Last weekend, with a centenary Remembrance Sunday coming up, I went to an exhibition of World War I memorabilia in a local village. It is interesting to me how it is this war more than World War II that still haunts my generation, just as it haunted my parents’ generation, yet it is easy to see why, reading those stoically cheerful yet yearning letters, preserved by careful hands for a century now, and seeing the photographs of all the keen-eyed young men, smart in their uniforms, who wrote them and never came back to their upland villages among the trees. I am indebted to the poet Sean Haldane for drawing my attention to this piece by Eleanor Marian Dundas Allen (1892-1953), written in 1917, a few days after hearing that her fiancé, Arthur Tylston Greg, had been killed in an air battle over France. He was 22 years old.
The Wind on the Downs
I like to think of you as brown and tall,
As strong and living as you used to be,
In khaki tunic, Sam Brown belt and all,
And standing there and laughing down at me.
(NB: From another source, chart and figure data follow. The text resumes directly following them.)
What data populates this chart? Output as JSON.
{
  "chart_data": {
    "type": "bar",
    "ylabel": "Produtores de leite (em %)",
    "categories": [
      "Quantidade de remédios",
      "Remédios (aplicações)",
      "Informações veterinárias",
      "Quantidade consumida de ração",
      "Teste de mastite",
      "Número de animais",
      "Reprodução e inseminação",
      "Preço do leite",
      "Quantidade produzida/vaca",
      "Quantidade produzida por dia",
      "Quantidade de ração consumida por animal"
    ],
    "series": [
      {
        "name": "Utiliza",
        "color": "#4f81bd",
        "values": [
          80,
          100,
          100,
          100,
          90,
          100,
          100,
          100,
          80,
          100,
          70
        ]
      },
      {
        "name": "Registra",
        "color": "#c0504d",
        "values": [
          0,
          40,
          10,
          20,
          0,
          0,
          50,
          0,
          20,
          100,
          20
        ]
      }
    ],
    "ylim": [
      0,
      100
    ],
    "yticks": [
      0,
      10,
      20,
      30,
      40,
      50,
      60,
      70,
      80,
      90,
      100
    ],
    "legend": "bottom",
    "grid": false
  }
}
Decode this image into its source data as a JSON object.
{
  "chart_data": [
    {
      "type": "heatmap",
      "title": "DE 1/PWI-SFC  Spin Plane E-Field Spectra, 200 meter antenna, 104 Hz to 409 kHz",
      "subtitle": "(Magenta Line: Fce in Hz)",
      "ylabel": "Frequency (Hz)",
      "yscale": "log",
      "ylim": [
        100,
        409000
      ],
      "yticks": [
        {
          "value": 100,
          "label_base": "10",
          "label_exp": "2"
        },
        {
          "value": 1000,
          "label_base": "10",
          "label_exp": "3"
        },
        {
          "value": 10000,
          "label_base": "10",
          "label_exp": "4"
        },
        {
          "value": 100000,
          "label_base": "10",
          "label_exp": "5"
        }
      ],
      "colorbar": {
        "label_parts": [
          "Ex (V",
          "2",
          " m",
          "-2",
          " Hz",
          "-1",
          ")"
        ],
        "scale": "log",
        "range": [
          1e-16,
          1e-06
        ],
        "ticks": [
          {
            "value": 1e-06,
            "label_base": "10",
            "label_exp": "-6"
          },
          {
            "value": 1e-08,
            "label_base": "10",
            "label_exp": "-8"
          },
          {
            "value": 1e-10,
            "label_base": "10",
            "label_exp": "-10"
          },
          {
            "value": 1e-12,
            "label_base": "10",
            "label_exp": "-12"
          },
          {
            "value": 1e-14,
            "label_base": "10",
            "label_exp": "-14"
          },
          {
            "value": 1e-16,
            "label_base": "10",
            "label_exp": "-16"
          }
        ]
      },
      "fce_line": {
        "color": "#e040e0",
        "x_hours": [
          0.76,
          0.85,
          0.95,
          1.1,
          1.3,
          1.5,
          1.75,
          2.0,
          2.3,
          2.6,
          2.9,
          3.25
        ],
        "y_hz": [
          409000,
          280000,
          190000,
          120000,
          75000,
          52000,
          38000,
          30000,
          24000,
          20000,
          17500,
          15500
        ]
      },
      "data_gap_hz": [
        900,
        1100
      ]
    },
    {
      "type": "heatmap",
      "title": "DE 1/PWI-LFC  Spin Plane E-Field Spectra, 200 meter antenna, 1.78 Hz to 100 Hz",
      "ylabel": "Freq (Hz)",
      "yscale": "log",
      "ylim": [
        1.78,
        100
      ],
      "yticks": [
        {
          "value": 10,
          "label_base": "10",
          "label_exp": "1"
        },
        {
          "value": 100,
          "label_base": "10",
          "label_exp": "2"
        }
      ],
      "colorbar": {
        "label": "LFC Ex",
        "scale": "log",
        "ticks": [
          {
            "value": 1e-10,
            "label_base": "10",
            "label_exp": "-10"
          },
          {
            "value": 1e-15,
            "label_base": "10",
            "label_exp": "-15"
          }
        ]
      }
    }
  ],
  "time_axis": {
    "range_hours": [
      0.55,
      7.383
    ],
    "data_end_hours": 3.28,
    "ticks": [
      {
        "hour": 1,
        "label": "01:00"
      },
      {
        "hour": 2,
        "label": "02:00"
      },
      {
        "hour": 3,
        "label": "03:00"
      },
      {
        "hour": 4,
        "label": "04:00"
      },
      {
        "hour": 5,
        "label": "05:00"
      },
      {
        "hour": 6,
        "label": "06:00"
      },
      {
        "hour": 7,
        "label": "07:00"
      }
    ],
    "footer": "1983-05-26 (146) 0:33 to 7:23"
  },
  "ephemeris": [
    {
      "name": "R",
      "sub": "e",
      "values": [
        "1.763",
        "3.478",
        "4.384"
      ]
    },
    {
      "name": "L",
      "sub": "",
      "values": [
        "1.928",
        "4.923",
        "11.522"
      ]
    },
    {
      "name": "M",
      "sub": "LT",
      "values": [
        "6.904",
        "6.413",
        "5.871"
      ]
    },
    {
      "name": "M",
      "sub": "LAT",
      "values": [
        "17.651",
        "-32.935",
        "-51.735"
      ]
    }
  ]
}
Because they tell me, dear, that you are dead,
Because I can no longer see your face,
You have not died, it is not true, instead
You seek adventure in some other place.
That you are round about me, I believe;
I hear you laughing as you used to do,
Yet loving all the things I think of you;
And knowing you are happy, should I grieve?
You follow and are watchful where I go;
How should you leave me, having loved me so?
We walked along the tow-path, you and I,
Beside the sluggish-moving, still canal;
It seemed impossible that you should die;
I think of you the same and always shall.
We thought of many things and spoke of few,
And life lay all uncertainly before,
And now I walk alone and think of you,
And wonder what new kingdoms you explore.
Over the railway line, across the grass,
While up above the golden wings are spread,
Flying, ever flying overhead,
Here still I see your khaki figure pass,
And when I leave the meadow, almost wait
That you should open first the wooden gate.